Criminal Justice | ECESR Submits Challenge against “The Cabinet” Case Ruling
ECESR Press Releases

Criminal Justice | ECESR Submits Challenge against “The Cabinet” Case Ruling

Today, Mr. Khaled Ali, attorney at the Court of Cassation and legal counselor at the Egyptian Center for Economic and Social Rights (ECESR), submitted a challenge [1] against the ruling of Cairo Criminal Court in the case known within media circles as “The Cabinet” protest case [2] , The defendants are Alaa Abd-El-Fattah, Mohamed Abd-El-Rahman Nubi and other youth who were involved in the Egyptian revolution.

On March 16, Cairo Criminal Court served two of the defendants a five-year sentence and the other defendants a three-year sentence, followed by an equal period under surveillance for all defendants, in addition to a fine of 100,000 pounds.

The defendants were detained amid a mass protest organized by various political movements and forces on 25 November 2014, the day after the release of law number 107 of 2013 organizing the right to public conferences, motorcades and peaceful protests. The law known as the protest prohibition law was issued under a transitional rule and in the absence of a parliament or any sort of social dialogue. The protesters demanded abolishing the law that targets public space by handing the Ministry of Interior (MoI) complete control over granting the right to protest peacefully, a natural human right.

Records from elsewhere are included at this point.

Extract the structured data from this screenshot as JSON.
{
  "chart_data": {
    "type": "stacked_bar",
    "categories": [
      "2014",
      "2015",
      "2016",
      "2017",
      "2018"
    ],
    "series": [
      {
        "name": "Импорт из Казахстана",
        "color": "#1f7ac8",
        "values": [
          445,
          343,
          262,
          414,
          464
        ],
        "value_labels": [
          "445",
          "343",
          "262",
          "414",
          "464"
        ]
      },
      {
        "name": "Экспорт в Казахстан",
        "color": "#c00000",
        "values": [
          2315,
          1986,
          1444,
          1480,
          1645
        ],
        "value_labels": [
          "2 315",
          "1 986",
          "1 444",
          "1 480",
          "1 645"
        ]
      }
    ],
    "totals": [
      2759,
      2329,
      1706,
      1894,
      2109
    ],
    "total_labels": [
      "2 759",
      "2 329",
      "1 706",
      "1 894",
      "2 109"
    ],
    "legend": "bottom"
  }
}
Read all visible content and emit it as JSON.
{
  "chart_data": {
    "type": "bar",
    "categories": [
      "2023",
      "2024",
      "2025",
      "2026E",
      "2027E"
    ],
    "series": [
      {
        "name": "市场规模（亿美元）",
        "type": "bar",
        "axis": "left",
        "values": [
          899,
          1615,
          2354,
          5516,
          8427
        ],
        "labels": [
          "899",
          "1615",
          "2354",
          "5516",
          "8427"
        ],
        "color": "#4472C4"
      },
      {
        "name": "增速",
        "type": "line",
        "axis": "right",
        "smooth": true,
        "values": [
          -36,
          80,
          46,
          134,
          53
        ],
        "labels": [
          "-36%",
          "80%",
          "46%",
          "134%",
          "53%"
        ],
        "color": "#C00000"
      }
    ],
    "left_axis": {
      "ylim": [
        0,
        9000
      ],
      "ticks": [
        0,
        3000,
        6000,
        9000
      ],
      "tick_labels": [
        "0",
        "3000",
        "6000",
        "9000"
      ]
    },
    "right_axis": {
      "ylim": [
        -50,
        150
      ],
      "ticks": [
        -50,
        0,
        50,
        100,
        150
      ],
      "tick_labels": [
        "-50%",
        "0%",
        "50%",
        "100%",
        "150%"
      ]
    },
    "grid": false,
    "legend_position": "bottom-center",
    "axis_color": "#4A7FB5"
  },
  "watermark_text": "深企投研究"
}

ECESR strongly objected to the ruling and similar ruling sentencing citizens and political activists to severe prison terms and fines because they exercised their constitutional right to peacefully protest policies, laws or government decisions. On the other hand, many figures of the Mubarak regime were acquitted of corruption and misappropriation of public funds charges. The investigations and testimonies were also contradictory and faulty, not to mention that the defense proved some defendants (such as Alaa Abd-El-Fattah) were not even participating in the protest. Another defendant, Ahmed Abd-El-Rahman, was just passing by and tried to defend female protesters from police harassment in plain clothes.

It is worth mentioning that ECESR is currently challenging the protest law before the Supreme Constitutional Court.

Challenge submitters:

  • Mr. Malek Adly, ECESR
  • Mr. Mahmoud Belal, ECESR
  • Mr. Khaled Ali, Khaled Ali Law Offices

 


 

Notes

[1] – (case number 12058 of 2013 Qasr El-Nil Criminal Court, registered under aggregate number 1343 of 2013 Downtown Cairo).

[2]-(sequence number 52 dated 21 April 2015).